Lo speriamo tutti. Intanto, però, sembra essere tornata più assertiva che mai la corsa all’esternalizzazione: nel blocco operatorio dell’ospedale Sant’Anna di Como mancano infermieri (ce ne sono 59, ma ne servirebbero 67) e oss, tanto che nel primo trimestre del 2018, come riporta Espansione TV, sarebbe calato sensibilmente il numero degli interventi chirurgici.

Perciò la decisione: esternalizzazione a rotta di collo! A partire dal prossimo primo settembre, infatti, i vertici dell’ospedale affideranno all’esterno alcune attività, così da recuperare un po’ di personale da utilizzare nell’attività chirurgica e da potenziare l’attività chirurgica di una dozzina di sedute alla settimana.

Il progetto, presentato nelle scorse settimane al personale dall’Asst Lariana prevede di esternalizzare a cooperative di settore una seduta di chirurgia a bassa intensità, ambulatoriale, e la recovery room.

Ecco che si torna in mano ai soggetti di intermediazione, quindi… Che, per forza di cose, abbassano sensibilmente l’outcome assistenziale e la qualità dei servizi resi dal nostro SSN al cittadino. Perché? Beh, ribadiamo: Il servizio pubblico, coi suoi dipendenti assunti in base a criteri di merito, imparzialità e trasparenza grazie a selezioni pubbliche per titoli ed esami, garantiscono qualcosa di assai diverso dal personale delle cooperative, dove è assai diffusa l’abitudine di assumere per raccomandazione, perché si è “figli o nipoti di” o tramite criteri quanto meno discutibili; che molto spesso non fanno del professionista più preparato il candidato ideale.

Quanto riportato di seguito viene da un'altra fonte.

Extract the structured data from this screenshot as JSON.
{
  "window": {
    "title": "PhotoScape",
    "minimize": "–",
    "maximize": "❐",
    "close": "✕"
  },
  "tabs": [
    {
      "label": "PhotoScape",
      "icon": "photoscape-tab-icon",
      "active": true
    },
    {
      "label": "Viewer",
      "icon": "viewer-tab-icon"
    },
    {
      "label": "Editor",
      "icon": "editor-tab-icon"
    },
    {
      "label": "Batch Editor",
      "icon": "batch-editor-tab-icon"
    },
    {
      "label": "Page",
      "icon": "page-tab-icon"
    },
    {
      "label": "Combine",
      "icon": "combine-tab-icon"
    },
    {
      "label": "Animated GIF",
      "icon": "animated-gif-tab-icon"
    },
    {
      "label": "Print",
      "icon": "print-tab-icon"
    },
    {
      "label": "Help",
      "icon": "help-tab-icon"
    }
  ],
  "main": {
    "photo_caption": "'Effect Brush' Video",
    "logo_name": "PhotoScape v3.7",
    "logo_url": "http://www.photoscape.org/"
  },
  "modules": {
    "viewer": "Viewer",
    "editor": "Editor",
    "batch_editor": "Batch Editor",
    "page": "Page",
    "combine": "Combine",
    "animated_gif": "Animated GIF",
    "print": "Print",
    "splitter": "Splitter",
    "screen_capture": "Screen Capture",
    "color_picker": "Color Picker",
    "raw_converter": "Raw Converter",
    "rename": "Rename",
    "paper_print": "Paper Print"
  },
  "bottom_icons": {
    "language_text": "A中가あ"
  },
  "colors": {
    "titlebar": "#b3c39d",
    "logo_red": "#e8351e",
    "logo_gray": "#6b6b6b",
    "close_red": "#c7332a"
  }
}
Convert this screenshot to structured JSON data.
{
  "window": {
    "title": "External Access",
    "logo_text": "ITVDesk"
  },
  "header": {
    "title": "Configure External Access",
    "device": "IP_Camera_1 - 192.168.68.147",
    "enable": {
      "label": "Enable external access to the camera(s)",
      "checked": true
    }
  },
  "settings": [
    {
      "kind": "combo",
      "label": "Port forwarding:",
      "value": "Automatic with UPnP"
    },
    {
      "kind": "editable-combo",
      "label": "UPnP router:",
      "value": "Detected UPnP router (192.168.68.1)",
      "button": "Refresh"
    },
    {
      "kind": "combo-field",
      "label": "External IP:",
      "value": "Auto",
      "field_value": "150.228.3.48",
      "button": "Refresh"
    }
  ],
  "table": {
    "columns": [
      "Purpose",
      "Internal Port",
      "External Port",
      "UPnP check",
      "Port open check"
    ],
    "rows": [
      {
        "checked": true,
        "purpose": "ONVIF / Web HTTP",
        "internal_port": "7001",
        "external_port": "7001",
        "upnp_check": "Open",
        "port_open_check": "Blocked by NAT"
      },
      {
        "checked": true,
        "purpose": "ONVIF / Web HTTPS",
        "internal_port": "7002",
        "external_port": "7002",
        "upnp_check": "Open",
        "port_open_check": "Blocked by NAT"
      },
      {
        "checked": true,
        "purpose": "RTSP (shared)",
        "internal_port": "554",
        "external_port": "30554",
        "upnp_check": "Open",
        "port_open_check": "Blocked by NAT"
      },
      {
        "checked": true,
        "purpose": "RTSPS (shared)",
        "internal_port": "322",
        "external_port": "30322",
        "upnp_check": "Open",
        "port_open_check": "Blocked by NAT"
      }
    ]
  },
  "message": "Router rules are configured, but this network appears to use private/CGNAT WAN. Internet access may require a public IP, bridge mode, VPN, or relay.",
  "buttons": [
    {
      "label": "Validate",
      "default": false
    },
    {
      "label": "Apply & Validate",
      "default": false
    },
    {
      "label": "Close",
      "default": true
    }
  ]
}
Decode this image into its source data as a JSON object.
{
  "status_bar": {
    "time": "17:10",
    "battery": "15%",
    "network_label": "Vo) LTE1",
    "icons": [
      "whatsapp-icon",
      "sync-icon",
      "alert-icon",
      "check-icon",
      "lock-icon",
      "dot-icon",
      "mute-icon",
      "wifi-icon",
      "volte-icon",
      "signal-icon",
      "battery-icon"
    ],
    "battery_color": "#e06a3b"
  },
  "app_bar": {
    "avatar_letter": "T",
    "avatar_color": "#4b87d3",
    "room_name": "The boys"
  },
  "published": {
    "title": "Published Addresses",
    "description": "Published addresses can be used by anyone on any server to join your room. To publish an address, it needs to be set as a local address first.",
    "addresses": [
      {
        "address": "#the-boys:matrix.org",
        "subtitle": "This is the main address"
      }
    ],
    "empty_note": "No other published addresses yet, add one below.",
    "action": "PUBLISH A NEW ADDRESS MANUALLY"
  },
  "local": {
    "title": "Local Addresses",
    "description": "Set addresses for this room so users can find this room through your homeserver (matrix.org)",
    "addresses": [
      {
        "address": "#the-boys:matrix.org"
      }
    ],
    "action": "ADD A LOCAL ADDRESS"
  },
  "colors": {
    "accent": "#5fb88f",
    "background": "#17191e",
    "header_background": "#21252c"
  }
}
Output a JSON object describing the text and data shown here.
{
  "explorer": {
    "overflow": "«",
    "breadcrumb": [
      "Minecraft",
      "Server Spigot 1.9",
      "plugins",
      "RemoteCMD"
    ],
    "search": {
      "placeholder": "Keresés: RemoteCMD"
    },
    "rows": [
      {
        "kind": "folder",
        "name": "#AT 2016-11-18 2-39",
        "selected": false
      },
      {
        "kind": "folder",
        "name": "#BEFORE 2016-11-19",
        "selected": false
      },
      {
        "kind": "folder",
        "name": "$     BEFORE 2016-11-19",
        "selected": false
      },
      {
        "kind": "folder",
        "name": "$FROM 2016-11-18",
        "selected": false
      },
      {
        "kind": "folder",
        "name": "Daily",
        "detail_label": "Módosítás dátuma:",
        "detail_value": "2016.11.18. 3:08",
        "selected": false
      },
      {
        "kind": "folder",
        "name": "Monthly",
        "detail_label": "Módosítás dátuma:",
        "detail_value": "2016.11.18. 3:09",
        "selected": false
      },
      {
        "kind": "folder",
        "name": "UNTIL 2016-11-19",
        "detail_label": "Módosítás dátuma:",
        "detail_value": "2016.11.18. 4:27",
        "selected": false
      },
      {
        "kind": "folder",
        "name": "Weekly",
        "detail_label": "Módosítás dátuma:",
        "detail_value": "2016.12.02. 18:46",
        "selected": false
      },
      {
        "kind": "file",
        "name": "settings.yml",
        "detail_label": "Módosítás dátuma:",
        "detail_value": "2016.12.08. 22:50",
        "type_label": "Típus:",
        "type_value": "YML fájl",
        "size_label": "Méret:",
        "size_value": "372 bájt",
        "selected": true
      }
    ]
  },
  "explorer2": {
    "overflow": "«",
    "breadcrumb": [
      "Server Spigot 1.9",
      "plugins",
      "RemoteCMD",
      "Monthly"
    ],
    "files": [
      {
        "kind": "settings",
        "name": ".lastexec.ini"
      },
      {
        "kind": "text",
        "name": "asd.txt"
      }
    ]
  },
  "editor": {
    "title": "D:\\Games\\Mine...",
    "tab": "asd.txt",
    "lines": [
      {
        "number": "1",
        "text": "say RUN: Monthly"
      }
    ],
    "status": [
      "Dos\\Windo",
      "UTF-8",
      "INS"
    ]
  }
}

E tutto ciò non è, di fatto, compatibile con la legge su cui si reggono le aziende pubbliche, dove devono essere assicurati: “il buon andamento e l’imparzialità dell’amministrazione”. Perché “L’attività amministrativa persegue i fini determinati dalla legge ed è retta da criteri di economicità, di efficacia, di pubblicità e di trasparenza, secondo le modalità previste dalla legge, nonché dai principi dell’ordinamento comunitario” (art. 1 della legge 241/90, modificata e integrata dalla legge 15/2005). Tutte garanzie che le cooperative, ahimè, non possono proprio dare.